Gearing up for the fantasy playoffs – part one

Photo by Erik Drost

Well fantasy students, we’re on the cusp of the fantasy playoffs. If you’re in, congratulations. If you’re out, don’t be that owner who starts injured players to mess with league competitive balance. Integrity in fantasy football, as in life, still stands for something.

Today’s lecture is part one about the fantasy playoffs. If you’re looking for secrets to winning championships, there are none. However, there are many paths to get to that fantasy title at the end of the rainbow. For example, one of my championship teams had Kevin Kolb at QB. Anybody remember Kevin Kolb? He was the backup QB to Michael Vick during his tenure at the Eagles. Well, Kolb was so-so in the Fantasy Superbowl, but luckily I also had on my team Jamaal Charles in his prime and Kenny Britt when he was able to catch the forward pass.

There are many do’s and don’ts for the fantasy playoffs. Here are a few quick don’ts:

Don’t start DeShone Kizer in any playoff match.

Don’t forget to start a lineup because you were out too late the previous night… studying. Um yeah, let’s go with that.

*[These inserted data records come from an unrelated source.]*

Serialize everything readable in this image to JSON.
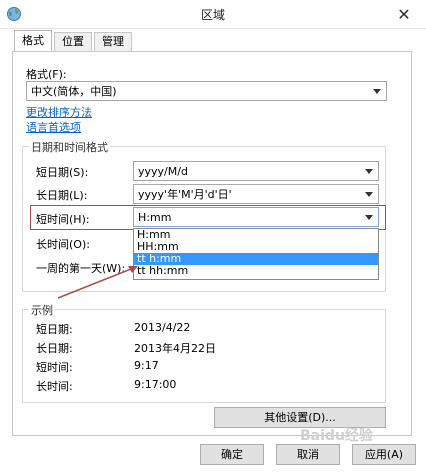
{
  "window": {
    "title": "区域"
  },
  "tabs": [
    {
      "label": "格式"
    },
    {
      "label": "位置"
    },
    {
      "label": "管理"
    }
  ],
  "format": {
    "label": "格式(F):",
    "value": "中文(简体，中国)",
    "link_sort": "更改排序方法",
    "link_language": "语言首选项"
  },
  "datetime_group": {
    "title": "日期和时间格式",
    "short_date": {
      "label": "短日期(S):",
      "value": "yyyy/M/d"
    },
    "long_date": {
      "label": "长日期(L):",
      "value": "yyyy'年'M'月'd'日'"
    },
    "short_time": {
      "label": "短时间(H):",
      "value": "H:mm"
    },
    "long_time": {
      "label": "长时间(O):"
    },
    "first_day": {
      "label": "一周的第一天(W):"
    },
    "dropdown_options": [
      "H:mm",
      "HH:mm",
      "tt h:mm",
      "tt hh:mm"
    ],
    "dropdown_selected_index": 2
  },
  "example_group": {
    "title": "示例",
    "rows": [
      {
        "label": "短日期:",
        "value": "2013/4/22"
      },
      {
        "label": "长日期:",
        "value": "2013年4月22日"
      },
      {
        "label": "短时间:",
        "value": "9:17"
      },
      {
        "label": "长时间:",
        "value": "9:17:00"
      }
    ]
  },
  "buttons": {
    "other_settings": "其他设置(D)...",
    "ok": "确定",
    "cancel": "取消",
    "apply": "应用(A)"
  },
  "watermark": "Baidu经验",
  "colors": {
    "link": "#0066cc",
    "selection": "#3399ff",
    "annotation": "#b04a4a"
  }
}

Don’t start the backup running back Akeem Hunt in KC instead of Kareem Hunt. That would be bad.

But, believe it or not, there are situations where you could start a Cleveland Brown in a playoff match. Isaiah Crowell could be serviceable in a pinch. Corey Coleman has a prime matchup against the Packers porous secondary in week 14. And what will Josh Gordon do when he returns?

In all seriousness, you can implement a strategy where your lineup is a little more matchup-based. Obviously, don’t bench your studs, but if your team is a massive underdog, and your opponent has many more fantasy studs than you, take a few chances on playing an offensive player that goes up against a poor secondary or rushing defence. If you don’t have the horses, why not throw a couple cheetahs into the mix.

And if you’re truly desperate, there’s always the jinx strategy. During this technique, you talk and text your opponent saying things like, “you got this,” “this is going to be an easy win for you,” etc. This is called a reverse-jinx. There’s a small chance fantasy karma may swing your way, but use this strategy only as a last measure of hope.

In my oldest and most competitive league, I have clinched a playoff spot. If you recall a few lectures back, I mentioned I’ve been experimenting with streaming quarterbacks. So far, I’ve had surprisingly good results. I don’t have a stud QB, so I just pick up and start the best signal caller with the best matchup available on the waiver wire. I don’t recommend this strategy for everyone, but so far it has been working out. It also helps that I have Alvin Kamara. I drafted him in the 10th round. I practiced what I preached in this instance – reading, watching the tape, and researching. I also have Doug Baldwin, and to be honest with you all, I may not be starting him in round one. He’s been having an OK season, but he also faces Jacksonville in the first round of the fantasy playoffs. That could be a recipe for disaster; the Jags secondary is nasty good. I may have to start a matchup player in that slot.

In summary, the journey to a fantasy championship is a road paved with many challenges. Some matches feel like you’re doing 100 on the Perimeter Highway. Some matches feel like you’re doing 30 in a school zone. Unless you have all the good players – which rarely happens in competitive leagues – you need many things to break your way. In my final lecture, I hope I can provide some words of inspiration, a la Al Pacino in Any Given Sunday, to help fire up those fantasy players that can lead you to the ultimate glory – a fantasy football championship.